Tuesday, June 5, 2012

Socrates and the Republican Party

Socrates
According to Plato, ancient Greek philosopher Socrates claimed only the "examined" life is worth living. By an examined life Socrates means a life of seeking truth through reflection, and fact-based reasoning, honed by logical, fallacy-free argumentation. Saying that the unexamined life is not worth living requires considerable hubris. Nevertheless, Panderbear has some limited sympathy for that point of view.

Panderbear has no interest in telling others their lives are not worth living. However, by genetic and experiential happenstance Panderbear has come to acccept fact-based logical reasoning, the scientific method, and devotion to the truth as the best tools humans have for making sense of their life experience and effectively exercising their will.
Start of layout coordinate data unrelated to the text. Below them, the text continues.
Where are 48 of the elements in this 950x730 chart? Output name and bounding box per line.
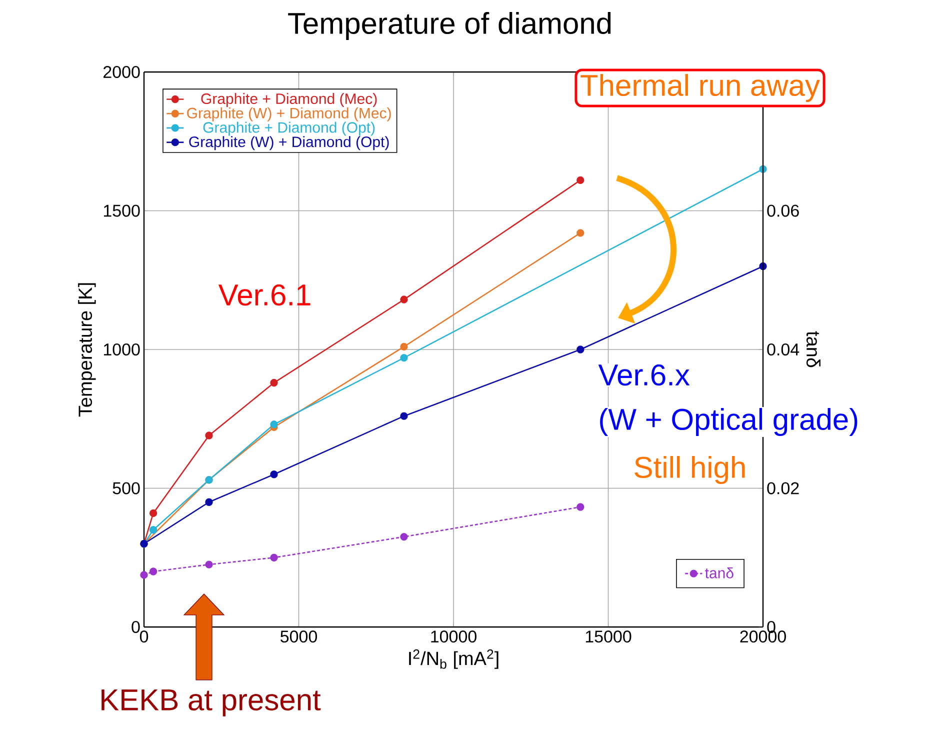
point — [270, 378, 278, 387]
point — [400, 296, 408, 304]
point — [400, 412, 408, 420]
y-tick-label: 2000 — [104, 66, 140, 78]
point — [149, 526, 158, 534]
point — [149, 509, 158, 518]
y2-tick-label: 0.04 — [767, 343, 800, 356]
point — [205, 560, 213, 568]
point — [576, 346, 584, 354]
point — [576, 229, 584, 237]
point — [149, 568, 158, 576]
point — [140, 571, 148, 579]
annotation: Still high — [634, 456, 745, 484]
annotation: Ver.6.x — [598, 364, 690, 386]
legend-label: Graphite + Diamond (Mec) — [201, 93, 377, 108]
y-axis-title: Temperature [K] — [78, 283, 96, 417]
y-tick-label: 0 — [132, 620, 140, 634]
x-tick-label: 15000 — [586, 630, 632, 643]
y2-axis-title: tanδ — [806, 331, 820, 368]
point — [205, 498, 213, 506]
chart-title: Temperature of diamond — [288, 12, 611, 40]
point — [270, 554, 278, 562]
y-tick-label: 1500 — [104, 204, 140, 217]
point — [205, 432, 213, 440]
annotation: Thermal run away — [580, 74, 820, 102]
legend-label: Graphite + Diamond (Opt) — [203, 122, 375, 136]
annotation: (W + Optical grade) — [600, 408, 858, 436]
x-tick-label: 20000 — [740, 630, 786, 643]
legend-label: Graphite (W) + Diamond (Mec) — [187, 107, 391, 122]
point — [576, 503, 584, 511]
x-tick-label: 0 — [140, 630, 148, 643]
annotation: Ver.6.1 — [218, 284, 310, 306]
x-tick-label: 10000 — [431, 630, 476, 643]
legend-label: tanδ — [705, 567, 734, 578]
y2-tick-label: 0.02 — [767, 482, 799, 494]
y2-tick-label: 0.06 — [767, 204, 799, 217]
legend-label: Graphite (W) + Diamond (Opt) — [189, 136, 389, 150]
y-tick-label: 1000 — [104, 343, 140, 356]
y-tick-label: 500 — [112, 482, 140, 494]
point — [270, 470, 278, 478]
point — [270, 420, 278, 428]
x-axis-title: I$^{2}$/N$_{b}$ [mA$^{2}$] — [409, 649, 498, 669]
point — [400, 532, 408, 541]
point — [400, 342, 408, 351]
point — [400, 354, 408, 362]
x-tick-label: 5000 — [280, 630, 317, 643]
text: KEKB at present — [102, 690, 321, 716]
point — [576, 176, 584, 184]
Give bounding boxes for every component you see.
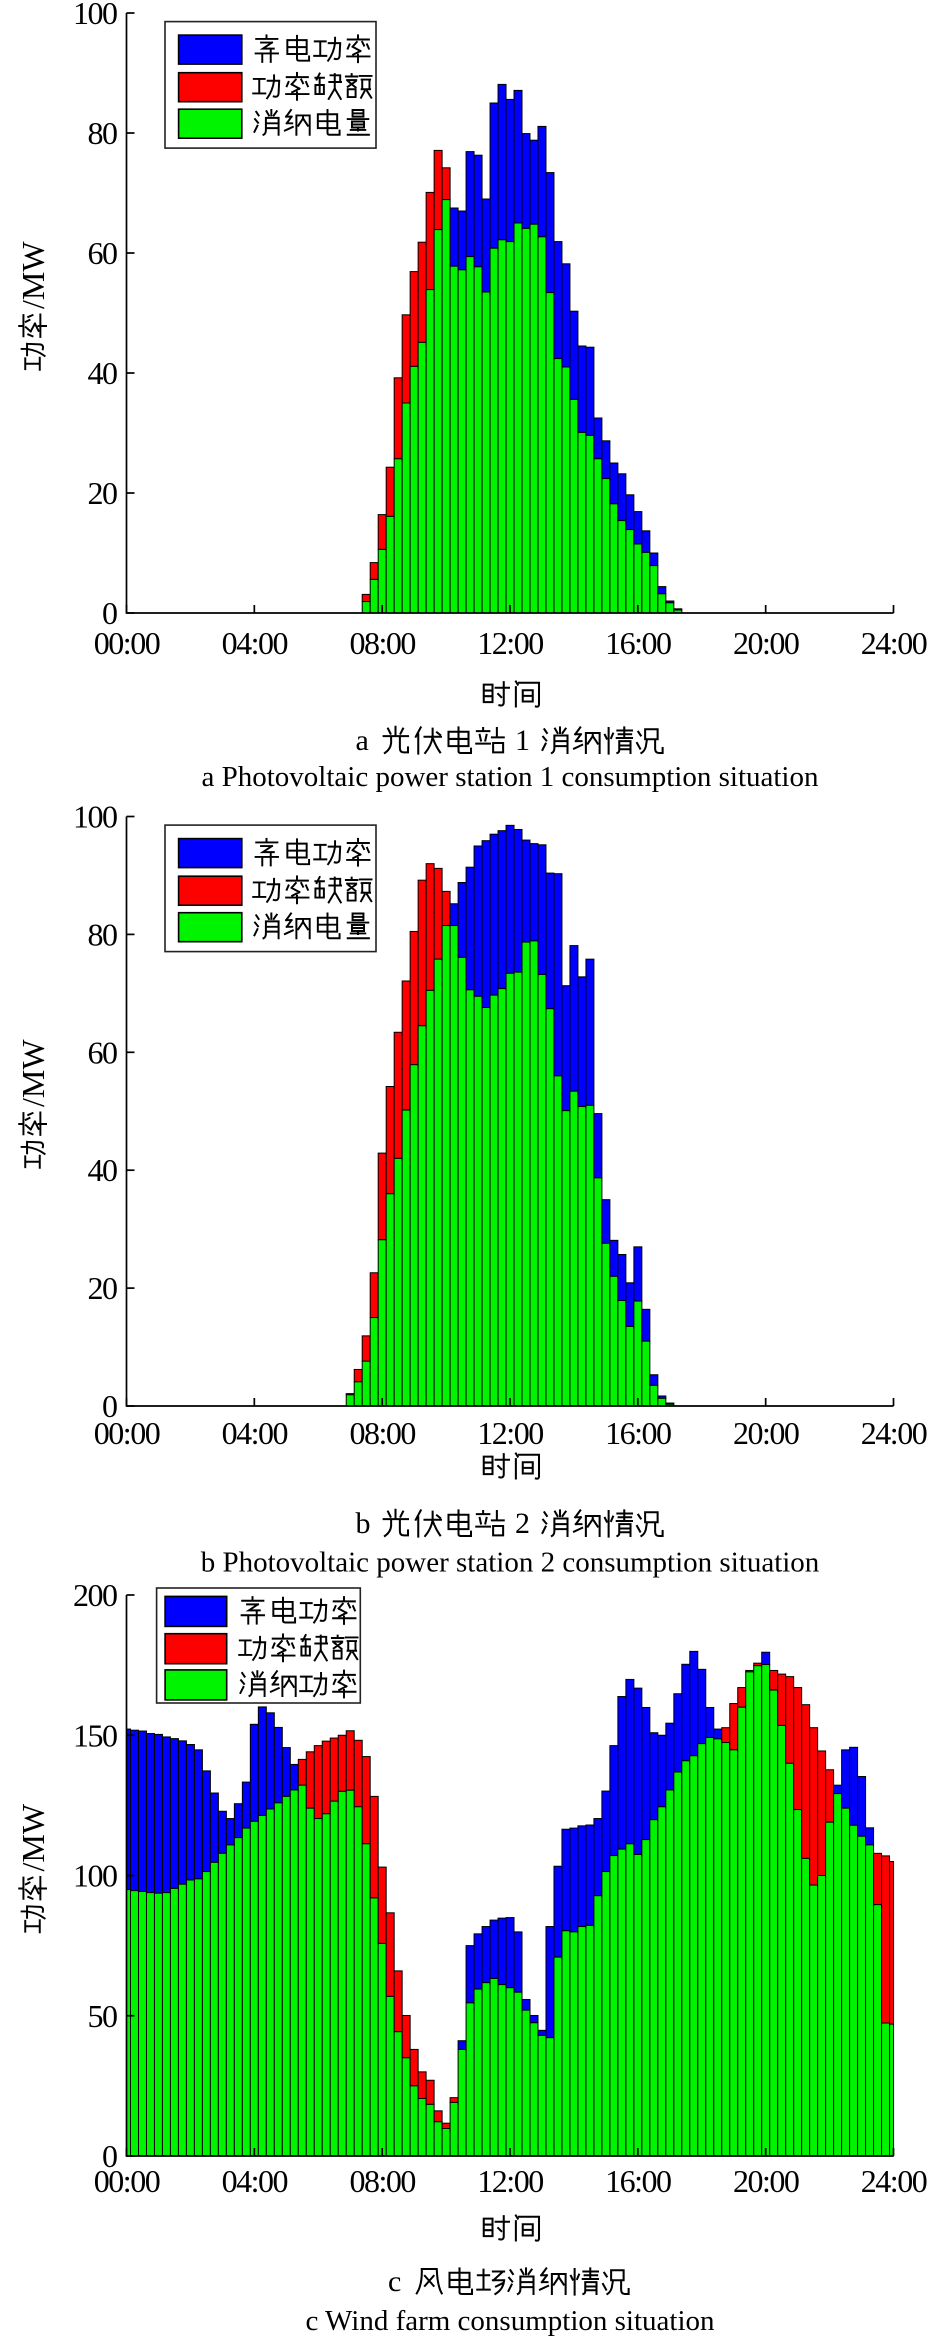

Panderbear has no particular quarrel with those who disagree with his philosophy, so long as they do not act in ways that prevent others, including Panderbear, from freely pursuing their own life goals. Of course the pursuit of those goals must be constrained by laws and mores lest anarchy and chaos ensue. However, if our elected officials are living unexamined lives with philosophies bereft of reverence for truth, logical reasoning, and science and are attempting to impose policies that derive from belief in political and religious dogma, the supernatural, anti-science philsophies and are intent on subjecting all of us to the inevitable failures of their ill-informed policies, then Panderbear takes issue.

In pandering to those of the electorate who eschew the examined life and instead take their political philosophy from bumper stickers and personal bias and their religious philosophy from off-the-shelf religious dogma of one sect or another, Republicans have inevitably stumbled into policies that are anti-science, illogical, and fact-free. To paraphrase Socrates, the life of a political party whose policies are based on unexamined philosophy is not worth living.